Sell-offs and bearish performance will increase if the 1.2110 support level is breached, which paves the way for a move towards the psychological support level at 1.2000.
This week's sell-offs have pushed the EUR/USD pair to the support level of 1.2132 before it settled around the 1.2160 level as of this writing. Investors' fears have returned about the increasing numbers of COVID-19 infections and deaths in Europe and the subsequent restrictions and lockdowns.
Spain recorded 38,869 cases of coronavirus and 195 deaths only yesterday. Accordingly, the incidence rate increased for two weeks per 100,000 residents, which doubled over the past month, to 492 cases on Wednesday. The country has recorded a total of 2.17 million cases and more than 52,000 confirmed deaths.
Coronavirus deaths in the US recorded their highest level in one day, with more than 4,300 dead. California has lifted some stay-at-home orders in northern counties, while many are still in effect as coronavirus cases increase.
Japan has expanded the virus emergency to 7 other regions as cases increase.
Data from Eurostat, the European statistics agency, showed that industrial production growth in the Eurozone accelerated unexpectedly in November, driven by strong growth in capital goods production. Accordingly, industrial production increased by 2.5% on a monthly basis, faster than the 2.3% increase in October. It was the fastest growth in four months and far exceeded economists' expectations of 0.2%. Production of capital goods increased by 7%, and production of intermediate goods increased by 1.5%. Meanwhile, energy production decreased by 3.9%. Production of durable and non-durable consumer goods decreased by 1.2% and 1.7%, respectively.
On an annual basis, the decline in industrial production slowed to 0.6% from 3.5% in October. Production was expected to decline by 3.3%.
In the entire European Union, industrial production grew by 2.3% month-on-month in November, but decreased by 0.4% compared to the same period last year. Among the member states, Ireland recorded the largest monthly growth of 52.8%. Meanwhile, the largest decreases were observed in Portugal, Belgium and Croatia.
The US Labor Department released a report showing that US consumer prices rose in line with economists' estimates in December. The report said that the Consumer Price Index rose by 0.4% in December after rising by 0.2% in November. Price growth matched expectations. The Labor Department also said that the CPI progress was driven by a 8.4% jump in gasoline prices, which accounted for more than 60% of the overall increase.

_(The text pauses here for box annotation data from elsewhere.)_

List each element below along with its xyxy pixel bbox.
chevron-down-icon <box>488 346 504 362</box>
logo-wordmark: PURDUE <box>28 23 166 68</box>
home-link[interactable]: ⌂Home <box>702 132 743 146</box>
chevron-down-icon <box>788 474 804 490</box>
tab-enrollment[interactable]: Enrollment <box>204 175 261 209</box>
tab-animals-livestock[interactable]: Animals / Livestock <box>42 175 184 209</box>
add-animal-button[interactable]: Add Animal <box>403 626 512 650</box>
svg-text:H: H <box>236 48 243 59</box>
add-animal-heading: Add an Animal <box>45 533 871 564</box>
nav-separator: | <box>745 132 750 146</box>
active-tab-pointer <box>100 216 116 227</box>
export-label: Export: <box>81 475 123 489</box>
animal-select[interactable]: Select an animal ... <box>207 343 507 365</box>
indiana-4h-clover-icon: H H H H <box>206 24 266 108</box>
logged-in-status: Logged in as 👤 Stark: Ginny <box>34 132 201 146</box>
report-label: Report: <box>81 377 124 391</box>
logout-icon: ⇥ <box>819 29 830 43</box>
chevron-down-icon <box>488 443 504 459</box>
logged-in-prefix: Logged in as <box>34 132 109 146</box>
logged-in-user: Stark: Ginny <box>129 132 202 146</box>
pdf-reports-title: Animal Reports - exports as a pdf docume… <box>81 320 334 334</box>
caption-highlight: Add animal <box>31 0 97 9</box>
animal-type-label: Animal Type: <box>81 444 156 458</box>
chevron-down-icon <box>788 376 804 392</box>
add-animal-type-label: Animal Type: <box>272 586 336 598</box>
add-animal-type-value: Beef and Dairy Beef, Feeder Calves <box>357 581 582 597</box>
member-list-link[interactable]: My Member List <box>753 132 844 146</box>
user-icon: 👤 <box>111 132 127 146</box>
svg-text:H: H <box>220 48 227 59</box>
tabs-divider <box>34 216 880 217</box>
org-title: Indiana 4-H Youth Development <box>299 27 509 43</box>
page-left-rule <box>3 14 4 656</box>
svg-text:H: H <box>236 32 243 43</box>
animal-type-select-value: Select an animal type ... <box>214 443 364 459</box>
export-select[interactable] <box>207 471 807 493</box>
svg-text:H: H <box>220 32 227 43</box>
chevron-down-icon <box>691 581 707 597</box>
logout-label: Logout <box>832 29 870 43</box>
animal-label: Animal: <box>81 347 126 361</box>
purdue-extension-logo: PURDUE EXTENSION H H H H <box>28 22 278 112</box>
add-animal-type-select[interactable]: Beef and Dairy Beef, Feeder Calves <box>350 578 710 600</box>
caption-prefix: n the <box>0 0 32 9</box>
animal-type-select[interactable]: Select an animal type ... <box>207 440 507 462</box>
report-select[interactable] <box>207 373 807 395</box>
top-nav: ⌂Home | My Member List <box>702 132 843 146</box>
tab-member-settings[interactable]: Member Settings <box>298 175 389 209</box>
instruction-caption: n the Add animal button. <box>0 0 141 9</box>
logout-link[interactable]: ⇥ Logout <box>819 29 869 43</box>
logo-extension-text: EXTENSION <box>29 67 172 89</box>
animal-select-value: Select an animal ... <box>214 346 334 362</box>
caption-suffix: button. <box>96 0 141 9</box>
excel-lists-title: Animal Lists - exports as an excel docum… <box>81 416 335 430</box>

Other components of the Energy Index were mixed, leading to an increase of 4.0% for the month. Excluding food and energy prices, the core CPI rose 0.1% in December after rising 0.2% in November. The sharp increase in base prices also matched economists' estimates. Commenting on the report numbers, Cathy Bostancec, Chief US Financial Economist at Oxford Economics, said: “The benign core inflation readings support our call that the Fed does not raise interest rates from the actual historical minimum until 2024 and begin to reduce quantitative easing until 2023.”
Technical analysis of the pair:
On the four-hour chart, the EUR/USD pair appears to be forming a head-and-shoulders pattern. Sell-offs and bearish performance will increase if the 1.2110 support level is breached, which paves the way for a move towards the psychological support level at 1.2000. The performance will turn bullish if the resistance at 1.2300 is breached again. But I still prefer selling the currency pair from every high, as fears of a continuation of the pandemic despite reaching vaccines still persist.
Today's economic calendar:
The European Central Bank's monetary policy report will be announced. From the United States, we expect the number of weekly unemployment claims, followed by the upcoming statements of Federal Reserve Chair Jerome Powell.